The Data Protection Roadmap was adopted specifically with a view to encouraging arbitration professionals to consider their compliance risks following the entry into force of the EU General Data Protection Regulation (GDPR) in May 2018. The Data Protection Roadmap uses the laws of the EU, Brazil, India and the State of California as prime examples to give context to its recommendation. The Data Protection Roadmap describes the main data protection principles that potentially apply to international arbitrations (together with an explanatory commentary and examples) and addresses how these principles may apply during the various stages of an international arbitration (as well as how they may affect the participants to the arbitral process).
The Cybersecurity Protocol is first meant “to provide a framework to determine reasonable information security measures for individual arbitration matters”. This procedural and practical guidance aims at assisting practitioners identify and assess security risks and available measures.
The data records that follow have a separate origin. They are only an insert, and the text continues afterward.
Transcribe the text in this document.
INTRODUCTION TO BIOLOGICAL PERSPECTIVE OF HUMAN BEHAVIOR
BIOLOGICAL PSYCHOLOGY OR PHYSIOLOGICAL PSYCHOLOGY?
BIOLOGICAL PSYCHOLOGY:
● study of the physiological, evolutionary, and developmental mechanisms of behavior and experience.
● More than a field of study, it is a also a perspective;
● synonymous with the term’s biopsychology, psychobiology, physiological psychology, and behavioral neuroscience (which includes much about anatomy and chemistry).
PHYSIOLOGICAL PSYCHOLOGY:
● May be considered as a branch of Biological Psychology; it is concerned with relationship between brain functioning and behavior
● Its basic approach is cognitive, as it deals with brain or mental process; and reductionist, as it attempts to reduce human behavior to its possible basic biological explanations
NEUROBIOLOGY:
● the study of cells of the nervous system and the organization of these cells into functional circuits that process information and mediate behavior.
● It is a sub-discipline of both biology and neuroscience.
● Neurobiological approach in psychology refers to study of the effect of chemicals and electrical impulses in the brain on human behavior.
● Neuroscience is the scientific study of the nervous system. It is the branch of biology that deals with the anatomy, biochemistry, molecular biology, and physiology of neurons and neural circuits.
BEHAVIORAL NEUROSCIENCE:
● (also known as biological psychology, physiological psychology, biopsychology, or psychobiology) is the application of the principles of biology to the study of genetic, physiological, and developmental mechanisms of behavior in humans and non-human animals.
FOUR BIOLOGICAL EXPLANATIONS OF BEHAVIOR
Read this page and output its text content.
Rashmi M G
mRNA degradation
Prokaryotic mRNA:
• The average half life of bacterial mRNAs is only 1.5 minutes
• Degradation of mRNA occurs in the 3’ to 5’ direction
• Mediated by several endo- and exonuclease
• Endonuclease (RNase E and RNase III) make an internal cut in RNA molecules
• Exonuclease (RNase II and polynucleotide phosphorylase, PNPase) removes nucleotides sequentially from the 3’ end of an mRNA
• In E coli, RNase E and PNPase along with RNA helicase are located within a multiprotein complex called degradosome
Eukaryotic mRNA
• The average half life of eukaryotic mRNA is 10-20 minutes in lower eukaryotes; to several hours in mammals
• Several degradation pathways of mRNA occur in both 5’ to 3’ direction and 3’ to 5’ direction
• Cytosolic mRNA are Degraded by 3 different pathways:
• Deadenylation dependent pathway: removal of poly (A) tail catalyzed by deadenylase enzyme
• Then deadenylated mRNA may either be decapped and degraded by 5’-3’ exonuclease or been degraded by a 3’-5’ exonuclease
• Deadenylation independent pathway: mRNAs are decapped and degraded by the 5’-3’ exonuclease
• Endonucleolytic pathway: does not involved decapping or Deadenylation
Its goal is also “to increase awareness about information security in international arbitrations”. The Cybersecurity Protocol sets out 14 principles, which provide high-level guidance to parties, tribunals and institutions. The drafters deliberately did not adopt a one-size-fits all recommendation, as the appropriate measures “may vary significantly based on the facts and circumstances of the case, as well as evolving threats and technology”.
Although not mentioned in the commentary to the revised IBA Rules, another tool which may prove useful to those involved in arbitral proceedings is the Protocol for Online Case Management in International Arbitration, issued by the Working Group on LegalTech Adoption in International Arbitration in November 2020.
This protocol was issued in response to the increasingly widespread use of an online case management platform, where data relating to the arbitral process can be stored and managed. It therefore provides guidance to arbitral participants for developing “efficient, safe and consistent procedures if adopting a shared online case management platform in their arbitration proceedings”. In this context, paragraphs 24 to 26 of the protocol debate the pros and cons of using online platforms as a repository, noting that platforms can help “reduce security and privacy risks when users transfer data through the platform rather than by email”.
As the above shows, the arbitration community has not remained idle in addressing the increased risks associated with cyberattacks and data breaches resulting from the increased digitalisation of the arbitral process. In this context, the new article 2(2)(e) of the IBA Rules constitutes a welcome development, considering the widespread use of the IBA Rules in arbitral proceedings. It can be hoped that those involved in international arbitration procedures will be more acutely aware of the cybersecurity risks they face and the various tools at their disposal. In particular, greater awareness of the Cybersecurity Protocol and of the Data Protection Roadmap should be encouraged.
On a more practical level, it might be advisable for parties and tribunals to set out, at the outset of the proceedings (for example, in the first procedural order), a specific framework on cybersecurity. In particular, it would be advisable to consider (in general terms) how the participants would respond to a data breach if and when one arises. This would firstly allow the participants to identify potential security vulnerabilities and, secondly, allow them to react swiftly to mitigate the consequences of a data breach.